Alat AI yang digunakan oleh siswa sekolah menengah atas untuk menyontek akademik membuka jalan bagi munculnya wawasan baru tentang meluasnya penggunaan teknologi AI generatif sebagai sarana untuk menyontek.
Kritikus telah menyuarakan kekhawatiran mereka mengenai etika, namun otoritas industri percaya bahwa hal ini merupakan konsekuensi yang tidak bisa dihindari jika perubahan di sektor pekerjaan terus berlanjut.
Sekolah menengah menggunakan AI untuk tugas akademis di tengah perdebatan etika
Meskipun pengamatan terbaru dari mitra pengelola Deepwater Asset Management, Gene Munster, membuktikan bahwa sebagian besar siswa sekolah menengah menggunakan AI untuk tugas-tugas sepele seperti menulis makalah, robot banyak terlibat dalam penulisan esai.
Munster berkomentar tentang bagaimana perkembangan ‘kecurangan secara eksponensial’ dimungkinkan oleh ketersediaan alat berbasis AI dari generasi ke generasi. Instrumen ini, misalnya ChatGPT dan Gemini, membantu siswa mengerjakan tugas dengan sangat cepat dan jarang mengganggu deteksi plagiarisme.

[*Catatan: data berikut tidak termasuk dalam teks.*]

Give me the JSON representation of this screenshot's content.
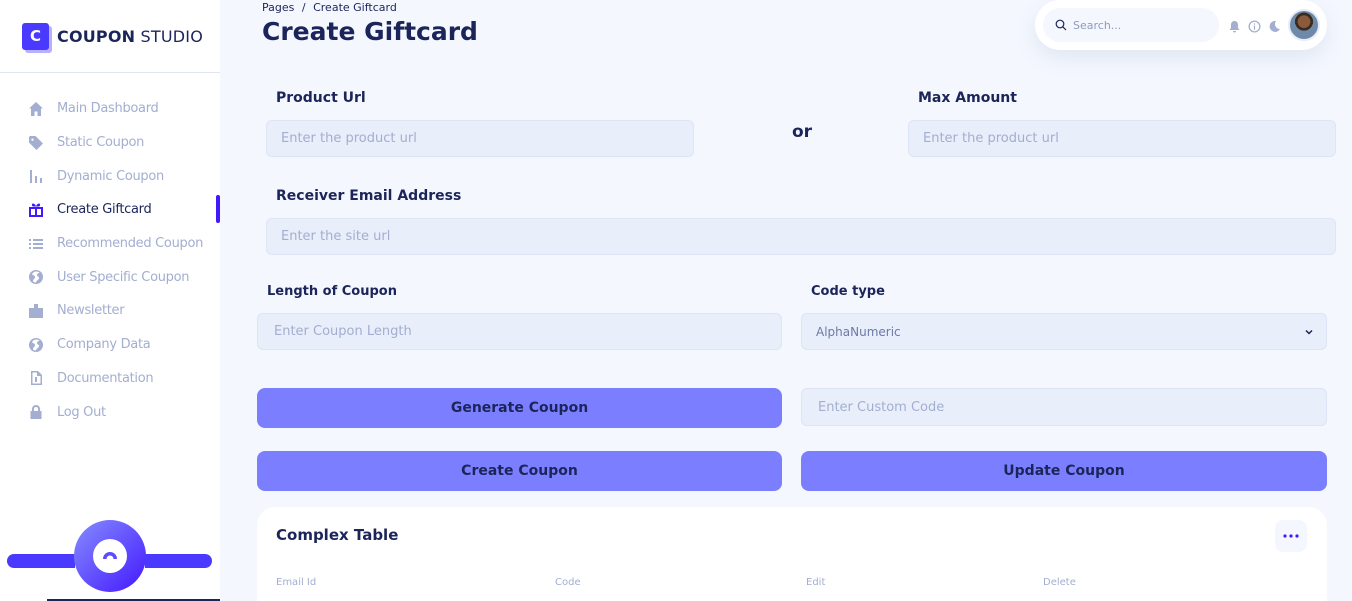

Namun pemanfaatan AI dalam bidang pendidikan memicu etika, namun wawasan Munster membuktikan bahwa ada perubahan di kalangan siswa. Mereka berhenti memandang alat AI sebagai kecurangan. Siswa menganggap pekerjaan yang dibantu AI sebagai keputusan rasional dalam upaya mencari bantuan dari tekanan akademis saat ini dan tentunya menghadapi pasar kerja di masa depan.
Pengungkapan Munster menawarkan perspektif baru mengenai keyakinan sebelumnya tentang plagiarisme dan menyoroti perlunya organisasi pendidikan beradaptasi dengan teknologi yang sedang berkembang.
Mengadaptasi AI adalah hal yang penting karena tanpa adanya AI, siswa akan berada dalam posisi yang kurang menguntungkan. Sentimen ini juga dirasakan oleh para pemimpin industri seperti Elon Musk, yang, menyadari bahwa AI tidak dapat dihindari, dan dengan tekun menerapkannya pada berbagai industri.
Beradaptasi dengan kemajuan teknologi
Integrasi AI ke dalam sistem pendidikan tanpa regulasi dan pengendalian yang tepat dapat mengancam akademisi dengan paradoks infiltrasi AI. Script Munster berpendapat bahwa guru akan kesulitan mendeteksi konten yang dihasilkan AI dan meremehkan insiden ketidakjujuran akademik.
Namun, sejalan dengan itu, banyaknya alat AI yang tersedia yang membuat bahasa yang dihasilkan AI tidak dapat terdeteksi mencerminkan kompleksitas pemantauan dan penegakan integritas akademik.
Pergeseran dalam Pendidikan diperlukan untuk memenuhi tuntutan dan harapan siswa serta merespons dunia kerja yang terus berubah.
Penetrasi AI dalam pendidikan mengakhiri tugas-tugas dasar dalam tugas akademik dan membawa banyak implikasi. Itulah proses seleksi perguruan tinggi yang lebih tinggi. Perubahan yang diusulkan Munster mengarah pada penggunaan kecerdasan buatan untuk menulis esai lamaran. Hal ini menimbulkan pertanyaan tentang kebijakan baru yang harus diterapkan Duke untuk memeriksa hal yang sama.
Administrator umumnya menganggap penerapan teknik-teknik tersebut sebagai kecurangan, karena dapat menyebabkan pengurangan siswa selama proses pendaftaran perguruan tinggi. Namun, mahasiswa melihat alat yang sama sebagai langkah strategis untuk meningkatkan kinerja mereka dalam aplikasi perguruan tinggi.
Beradaptasi untuk Tenaga Kerja Masa Depan
Masalah etika yang dirumuskan oleh teknologi AI tidak menyurutkan semangat Munster untuk memandang dan memperlakukan teknologi AI sebagai cara yang lebih cepat untuk mengatasi masalah serupa. Pembalikan pasar tenaga kerja akibat digitalisasi menjadi alasan mengapa kemahiran pekerja intelektual dalam menggunakan alat AI merupakan persyaratan dasar dan bukan pekerja teknologi yang telah ‘deskilled’ karena digitalisasi.
Dengan kata lain, adopsi AI oleh industri harus menjadi hal yang penting bagi lembaga pendidikan dan pembuat kebijakan karena program literasi TI dianggap sebagai bagian penting dari program kesiapan tenaga kerja.